Ms. Ward sued, and the initial court ruling was in favor of the university. However, today a ruling from the United States Court of Appeals for the Sixth Circuit reversed the lower court’s ruling. In his opinion, Circuit Court Judge Jeffrey S. Sutton made it clear that tolerance is not a one-way street, and that the university was punishing Ms. Ward for her religious beliefs.
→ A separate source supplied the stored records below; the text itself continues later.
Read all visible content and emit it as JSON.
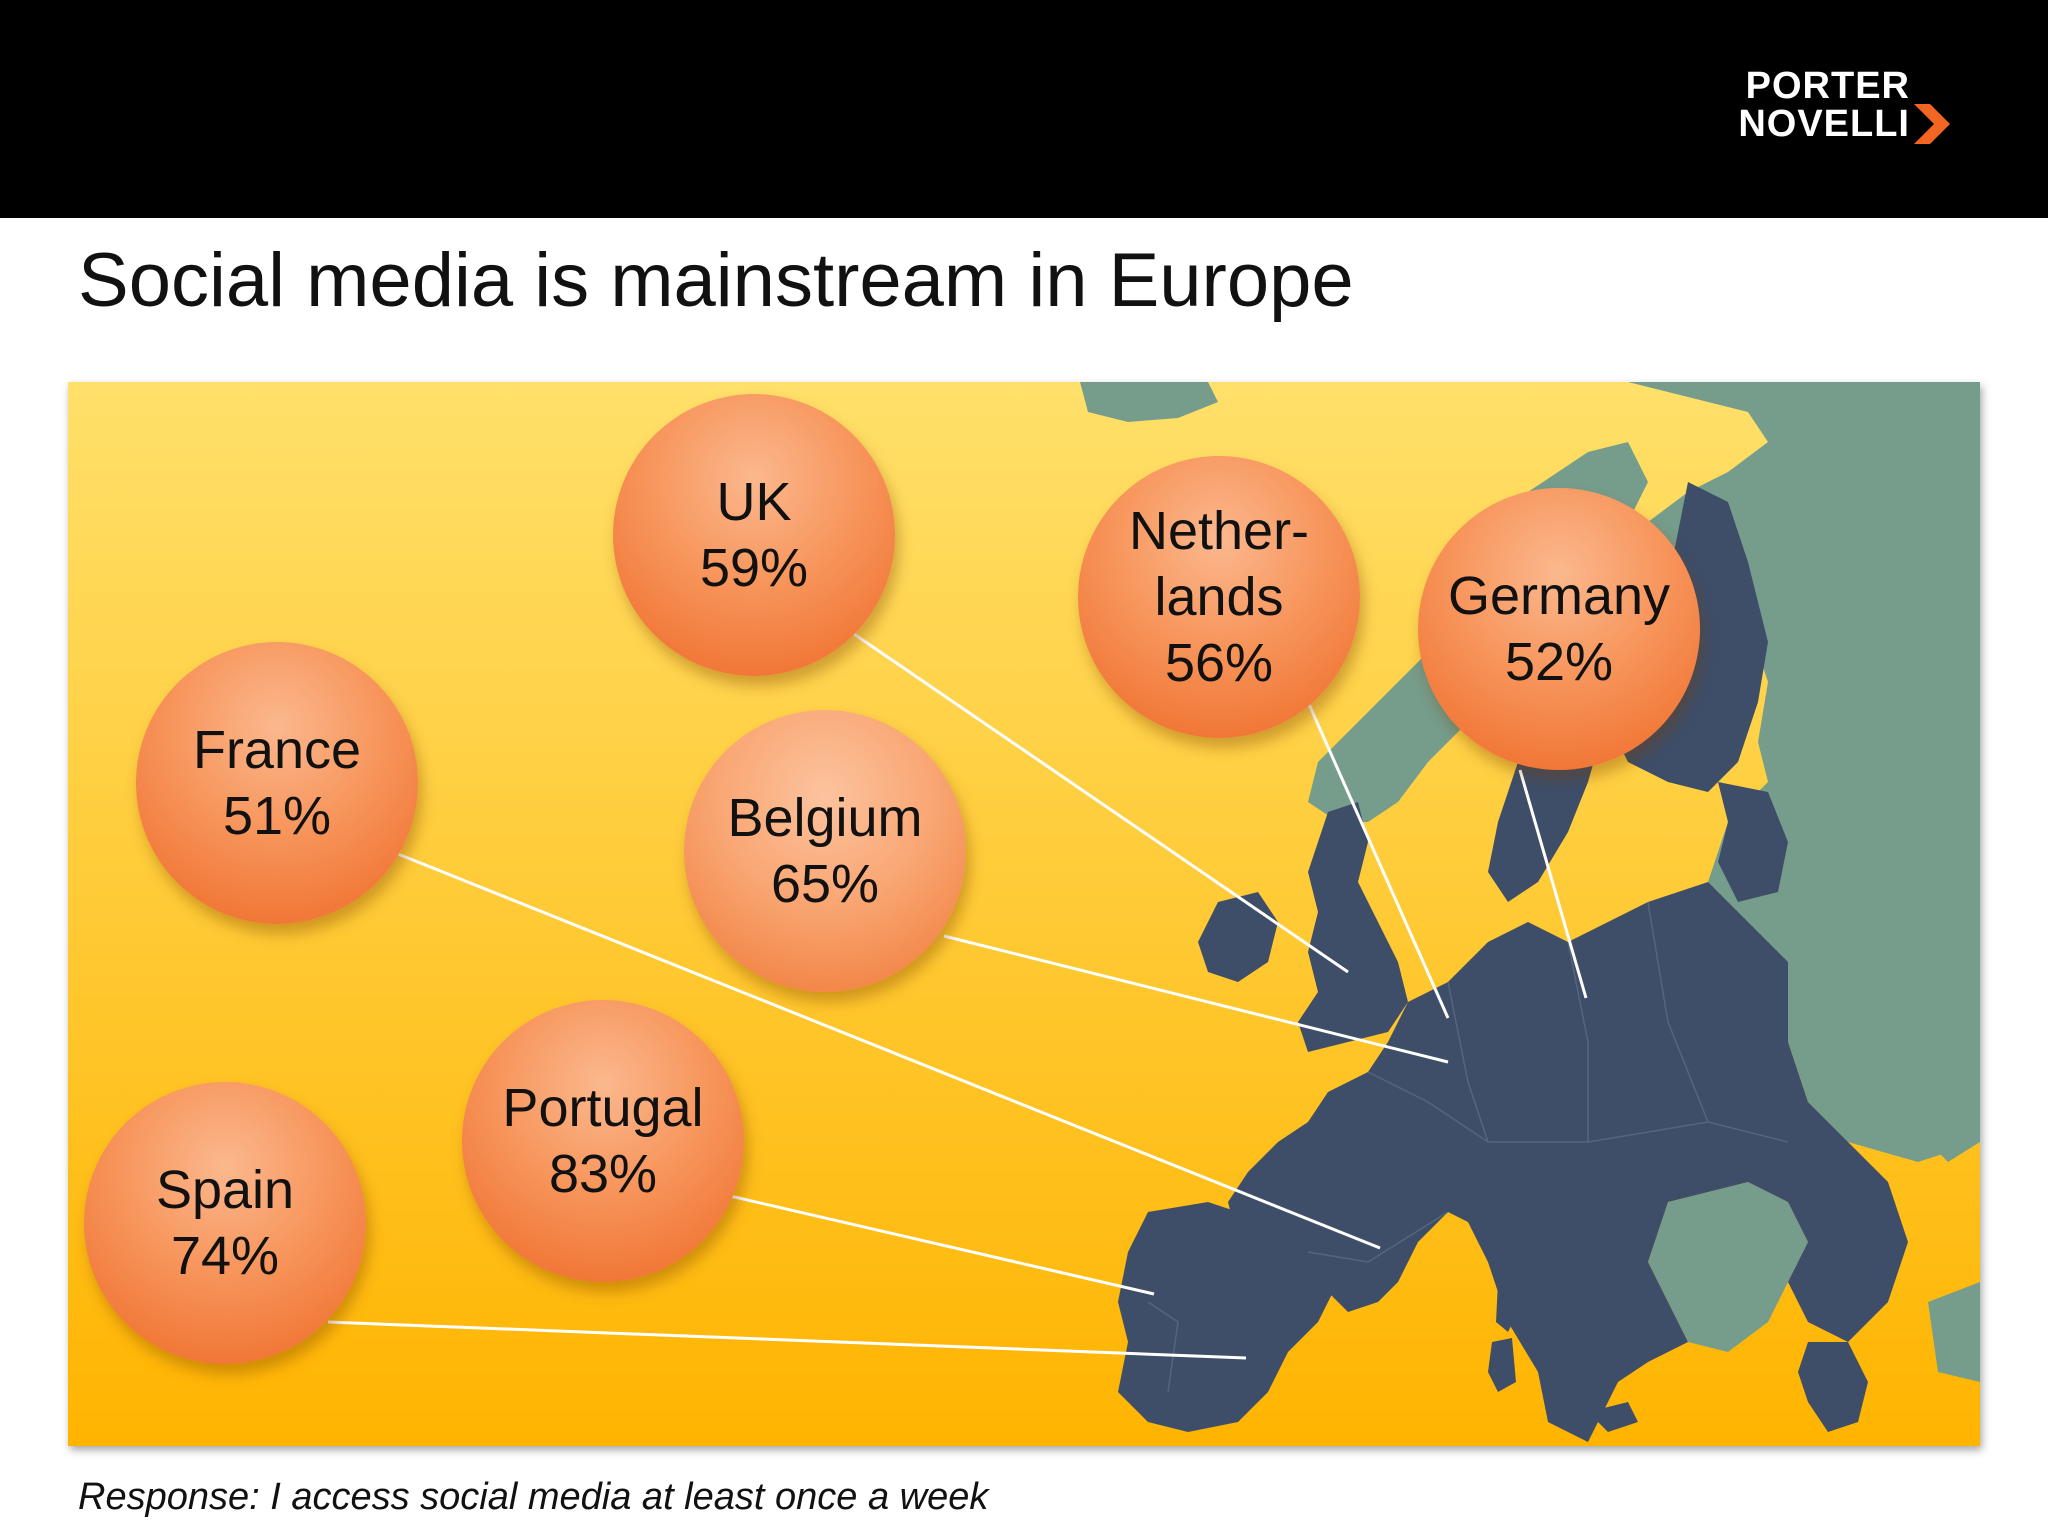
{
  "brand": {
    "line1": "PORTER",
    "line2": "NOVELLI",
    "chevron_color": "#f26522"
  },
  "title": "Social media is mainstream in Europe",
  "footnote": "Response: I access social media at least once a week",
  "colors": {
    "background_top": "#ffe06a",
    "background_bottom": "#ffb400",
    "data_countries": "#3e4e69",
    "other_land": "#769d8b",
    "bubble": "#f4834a",
    "connector": "#ffffff"
  },
  "map_data": {
    "metric": "Share accessing social media at least once a week",
    "countries": [
      {
        "name": "UK",
        "label_lines": [
          "UK",
          "59%"
        ],
        "value": 59
      },
      {
        "name": "Netherlands",
        "label_lines": [
          "Nether-",
          "lands",
          "56%"
        ],
        "value": 56
      },
      {
        "name": "Germany",
        "label_lines": [
          "Germany",
          "52%"
        ],
        "value": 52
      },
      {
        "name": "France",
        "label_lines": [
          "France",
          "51%"
        ],
        "value": 51
      },
      {
        "name": "Belgium",
        "label_lines": [
          "Belgium",
          "65%"
        ],
        "value": 65
      },
      {
        "name": "Portugal",
        "label_lines": [
          "Portugal",
          "83%"
        ],
        "value": 83
      },
      {
        "name": "Spain",
        "label_lines": [
          "Spain",
          "74%"
        ],
        "value": 74
      }
    ]
  }
}
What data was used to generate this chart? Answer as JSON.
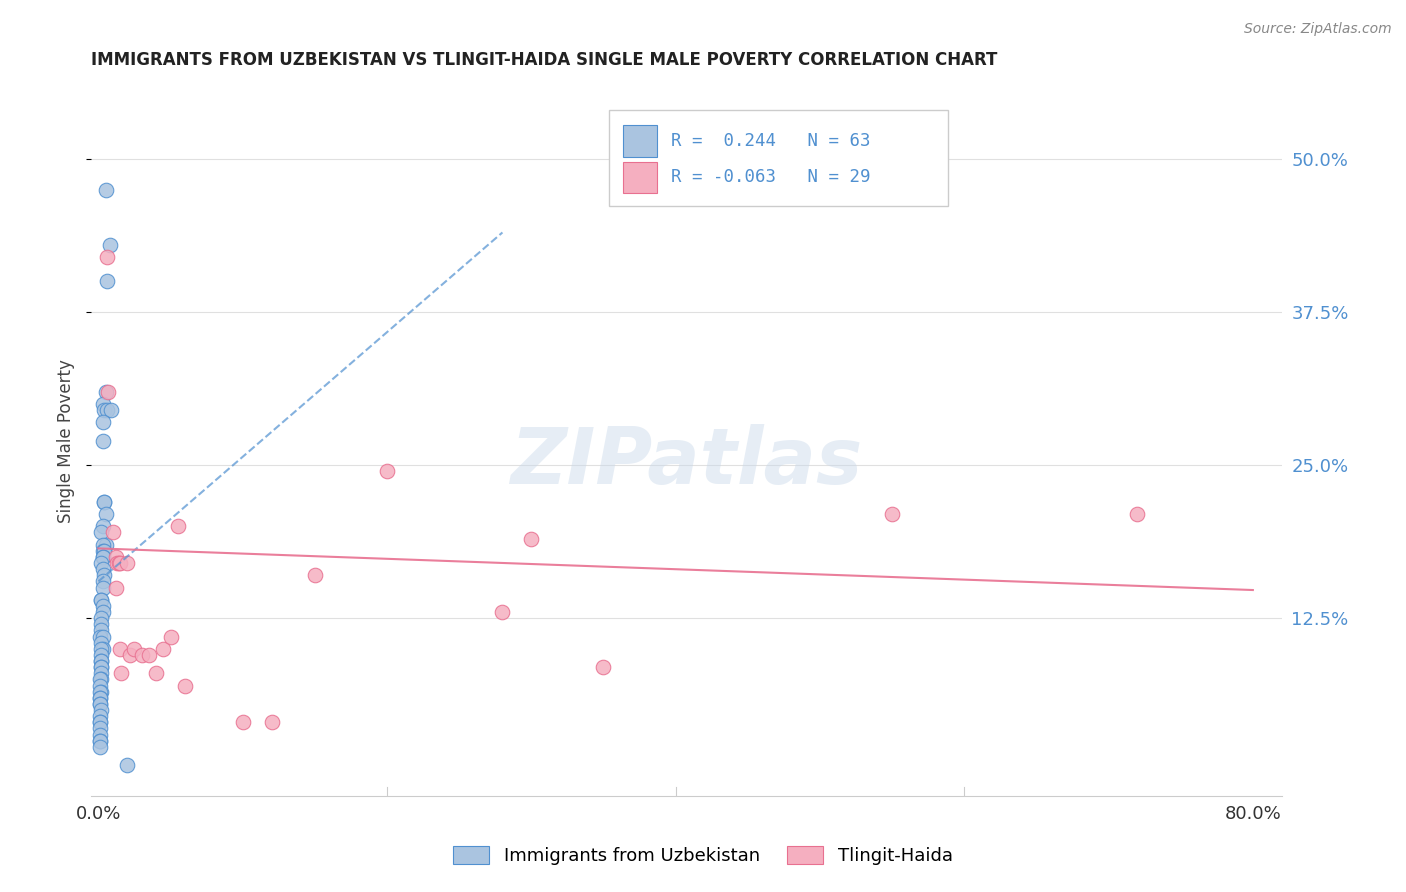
{
  "title": "IMMIGRANTS FROM UZBEKISTAN VS TLINGIT-HAIDA SINGLE MALE POVERTY CORRELATION CHART",
  "source": "Source: ZipAtlas.com",
  "ylabel": "Single Male Poverty",
  "ytick_labels": [
    "50.0%",
    "37.5%",
    "25.0%",
    "12.5%"
  ],
  "ytick_values": [
    0.5,
    0.375,
    0.25,
    0.125
  ],
  "xlim": [
    -0.005,
    0.82
  ],
  "ylim": [
    -0.02,
    0.56
  ],
  "legend_blue_label": "Immigrants from Uzbekistan",
  "legend_pink_label": "Tlingit-Haida",
  "legend_blue_r": " 0.244",
  "legend_blue_n": "63",
  "legend_pink_r": "-0.063",
  "legend_pink_n": "29",
  "blue_color": "#aac4e0",
  "pink_color": "#f5afc0",
  "trend_blue_color": "#5090d0",
  "trend_pink_color": "#e87090",
  "blue_scatter_x": [
    0.005,
    0.008,
    0.006,
    0.005,
    0.003,
    0.004,
    0.006,
    0.009,
    0.003,
    0.003,
    0.004,
    0.004,
    0.005,
    0.003,
    0.002,
    0.005,
    0.003,
    0.003,
    0.004,
    0.003,
    0.003,
    0.002,
    0.003,
    0.004,
    0.003,
    0.003,
    0.002,
    0.002,
    0.003,
    0.003,
    0.002,
    0.002,
    0.002,
    0.001,
    0.003,
    0.002,
    0.003,
    0.002,
    0.002,
    0.002,
    0.002,
    0.002,
    0.002,
    0.002,
    0.002,
    0.001,
    0.001,
    0.002,
    0.001,
    0.001,
    0.001,
    0.001,
    0.001,
    0.002,
    0.001,
    0.001,
    0.001,
    0.001,
    0.001,
    0.001,
    0.001,
    0.001,
    0.02
  ],
  "blue_scatter_y": [
    0.475,
    0.43,
    0.4,
    0.31,
    0.3,
    0.295,
    0.295,
    0.295,
    0.285,
    0.27,
    0.22,
    0.22,
    0.21,
    0.2,
    0.195,
    0.185,
    0.185,
    0.18,
    0.18,
    0.175,
    0.175,
    0.17,
    0.165,
    0.16,
    0.155,
    0.15,
    0.14,
    0.14,
    0.135,
    0.13,
    0.125,
    0.12,
    0.115,
    0.11,
    0.11,
    0.105,
    0.1,
    0.1,
    0.095,
    0.09,
    0.09,
    0.085,
    0.085,
    0.08,
    0.075,
    0.075,
    0.07,
    0.065,
    0.065,
    0.06,
    0.06,
    0.055,
    0.055,
    0.05,
    0.045,
    0.04,
    0.04,
    0.035,
    0.03,
    0.025,
    0.025,
    0.02,
    0.005
  ],
  "pink_scatter_x": [
    0.006,
    0.007,
    0.01,
    0.012,
    0.012,
    0.013,
    0.014,
    0.015,
    0.015,
    0.016,
    0.02,
    0.022,
    0.025,
    0.03,
    0.035,
    0.04,
    0.045,
    0.05,
    0.055,
    0.06,
    0.1,
    0.12,
    0.15,
    0.2,
    0.28,
    0.3,
    0.35,
    0.55,
    0.72
  ],
  "pink_scatter_y": [
    0.42,
    0.31,
    0.195,
    0.175,
    0.15,
    0.17,
    0.17,
    0.17,
    0.1,
    0.08,
    0.17,
    0.095,
    0.1,
    0.095,
    0.095,
    0.08,
    0.1,
    0.11,
    0.2,
    0.07,
    0.04,
    0.04,
    0.16,
    0.245,
    0.13,
    0.19,
    0.085,
    0.21,
    0.21
  ],
  "blue_trend_x": [
    0.0,
    0.28
  ],
  "blue_trend_y": [
    0.155,
    0.44
  ],
  "pink_trend_x": [
    0.0,
    0.8
  ],
  "pink_trend_y": [
    0.182,
    0.148
  ],
  "watermark_text": "ZIPatlas",
  "background_color": "#ffffff",
  "grid_color": "#e0e0e0"
}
This marks a significant victory for freedom of speech and freedom of religion in academia. Many academics are products of the mindset of the 1960s, with its transvaluation of values and its support of positions inimical to those of traditional Christianity. It is far to say that many academics hate traditional Christianity and traditional morality concerning sexual ethics. Such vitriolic hated expresses itself in intimidation and sometimes dismissal of students and faculty who disagree with the “New Puritanism” (as my late friend Marion Montgomery called it) in academia. Often, when people like Ms. Ward fight back, they win in court (though with the radicalism of Mr. Obama’s appointees this may change in the future). Traditionalists in academia, both among faculty and students, should, of course, pick their battles, but when it becomes time to fight, they should fight aggressively. There are organizations such as the Foundation for Individual Rights in Education (FIRE) and the National Association of Scholars (NAS) who lend support for academics unfairly treated due to dogmatic ideology in academia. These organizations give hope to faculty and students who face discrimination, and the Sixth Circuit Court ruling today is a breath of fresh air.